O protagonista, Peter Quill, é uma criança dos anos 80 que possui um walkman com uma fita reunindo faixas clássicas dos anos 70, por influência de sua mãe. Como todo bom pré-adolescente da época, saía com seu aparelho na cintura pra todo o canto, ouvindo as músicas inspiradoras. Pois bem, ele é abduzido e pulamos para sua fase adulta, quando se torna um explorador espacial (mais como um bandido, que rouba objetos valiosos de planetas inóspitos), e lá vai música novamente no mesmo walkman.

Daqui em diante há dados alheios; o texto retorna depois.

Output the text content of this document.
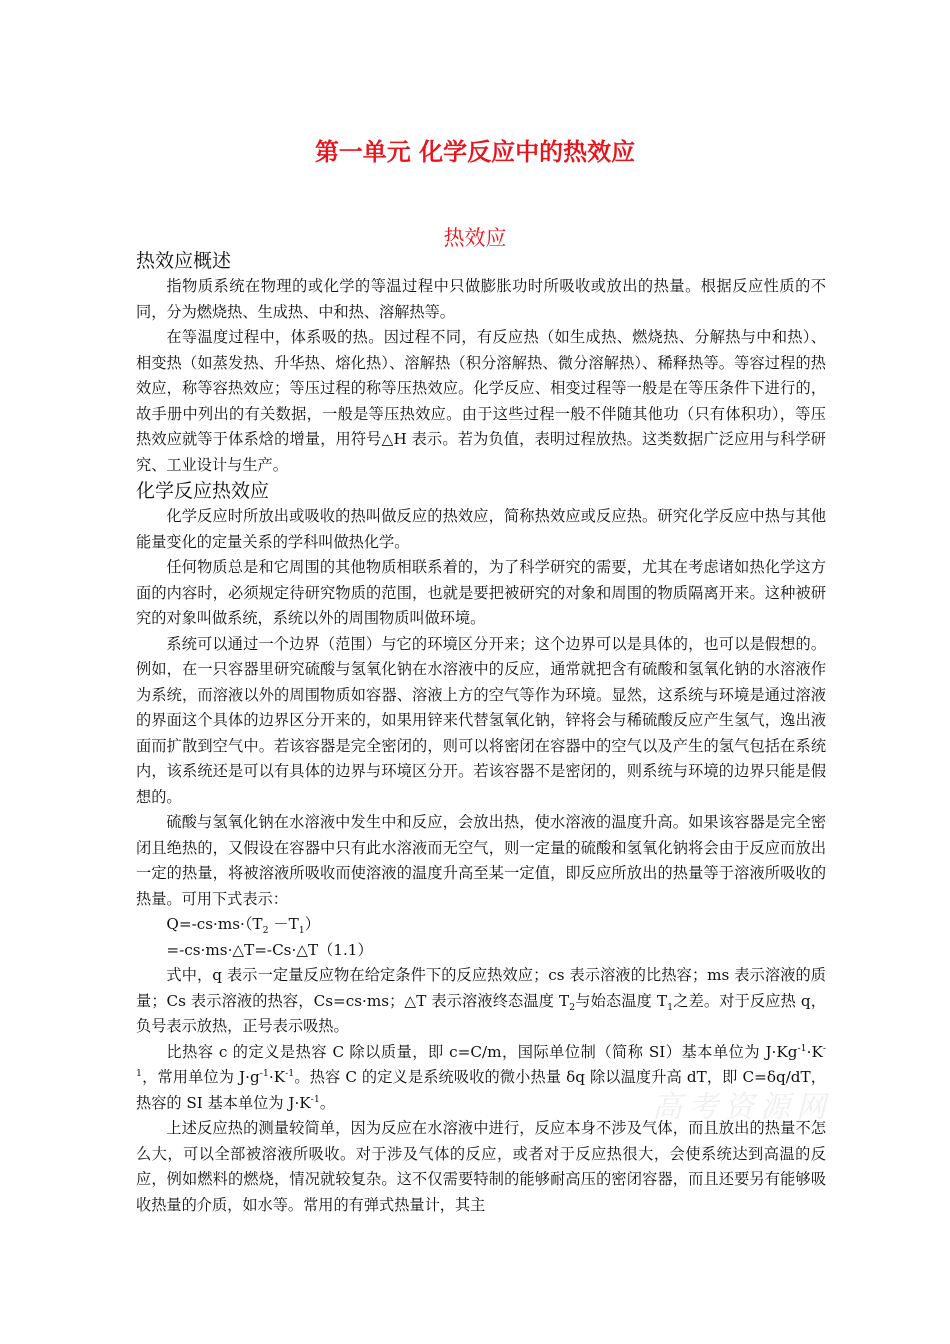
第一单元 化学反应中的热效应
热效应
热效应概述

指物质系统在物理的或化学的等温过程中只做膨胀功时所吸收或放出的热量。根据反应性质的不同，分为燃烧热、生成热、中和热、溶解热等。

在等温度过程中，体系吸的热。因过程不同，有反应热（如生成热、燃烧热、分解热与中和热）、相变热（如蒸发热、升华热、熔化热）、溶解热（积分溶解热、微分溶解热）、稀释热等。等容过程的热效应，称等容热效应；等压过程的称等压热效应。化学反应、相变过程等一般是在等压条件下进行的，故手册中列出的有关数据，一般是等压热效应。由于这些过程一般不伴随其他功（只有体积功），等压热效应就等于体系焓的增量，用符号△H 表示。若为负值，表明过程放热。这类数据广泛应用与科学研究、工业设计与生产。

化学反应热效应

化学反应时所放出或吸收的热叫做反应的热效应，简称热效应或反应热。研究化学反应中热与其他能量变化的定量关系的学科叫做热化学。

任何物质总是和它周围的其他物质相联系着的，为了科学研究的需要，尤其在考虑诸如热化学这方面的内容时，必须规定待研究物质的范围，也就是要把被研究的对象和周围的物质隔离开来。这种被研究的对象叫做系统，系统以外的周围物质叫做环境。

系统可以通过一个边界（范围）与它的环境区分开来；这个边界可以是具体的，也可以是假想的。例如，在一只容器里研究硫酸与氢氧化钠在水溶液中的反应，通常就把含有硫酸和氢氧化钠的水溶液作为系统，而溶液以外的周围物质如容器、溶液上方的空气等作为环境。显然，这系统与环境是通过溶液的界面这个具体的边界区分开来的，如果用锌来代替氢氧化钠，锌将会与稀硫酸反应产生氢气，逸出液面而扩散到空气中。若该容器是完全密闭的，则可以将密闭在容器中的空气以及产生的氢气包括在系统内，该系统还是可以有具体的边界与环境区分开。若该容器不是密闭的，则系统与环境的边界只能是假想的。

硫酸与氢氧化钠在水溶液中发生中和反应，会放出热，使水溶液的温度升高。如果该容器是完全密闭且绝热的，又假设在容器中只有此水溶液而无空气，则一定量的硫酸和氢氧化钠将会由于反应而放出一定的热量，将被溶液所吸收而使溶液的温度升高至某一定值，即反应所放出的热量等于溶液所吸收的热量。可用下式表示：

$Q=-cs\cdot ms\cdot(T_2 -T_1)$

=-cs·ms·△T=-Cs·△T（1.1）

式中，q 表示一定量反应物在给定条件下的反应热效应；cs 表示溶液的比热容；ms 表示溶液的质量；Cs 表示溶液的热容，Cs=cs·ms；△T 表示溶液终态温度 $T_2$与始态温度 $T_1$之差。对于反应热 q，负号表示放热，正号表示吸热。

比热容 c 的定义是热容 C 除以质量，即 c=C/m，国际单位制（简称 SI）基本单位为 $J\cdot Kg^{-1}\cdot K^{-1}$，常用单位为 $J\cdot g^{-1}\cdot K^{-1}$。热容 C 的定义是系统吸收的微小热量 δq 除以温度升高 dT，即 C=δq/dT，热容的 SI 基本单位为 $J\cdot K^{-1}$。

上述反应热的测量较简单，因为反应在水溶液中进行，反应本身不涉及气体，而且放出的热量不怎么大，可以全部被溶液所吸收。对于涉及气体的反应，或者对于反应热很大，会使系统达到高温的反应，例如燃料的燃烧，情况就较复杂。这不仅需要特制的能够耐高压的密闭容器，而且还要另有能够吸收热量的介质，如水等。常用的有弹式热量计，其主

高考资源网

E isso vemos durante a projeção de todo o filme. Se no começo ele escuta uma canção mais depressiva, o que denota aflição ao se deparar com sua mãe doente, passa a ouvir uma mais dançante, empolgado com a premente captura de um objeto valioso, bem como a uma mais romântica, ao se deparar com uma possível relação amorosa.

A música é um dos fatores que torna esta narrativa muito interessante e atrativa, vez que atiça nossos sentidos e nos traz empatia com o protagonista. E devo dizer que, ao final, sem soltar spoilers, o clima alto-astral deve-se principalmente pela música tocada.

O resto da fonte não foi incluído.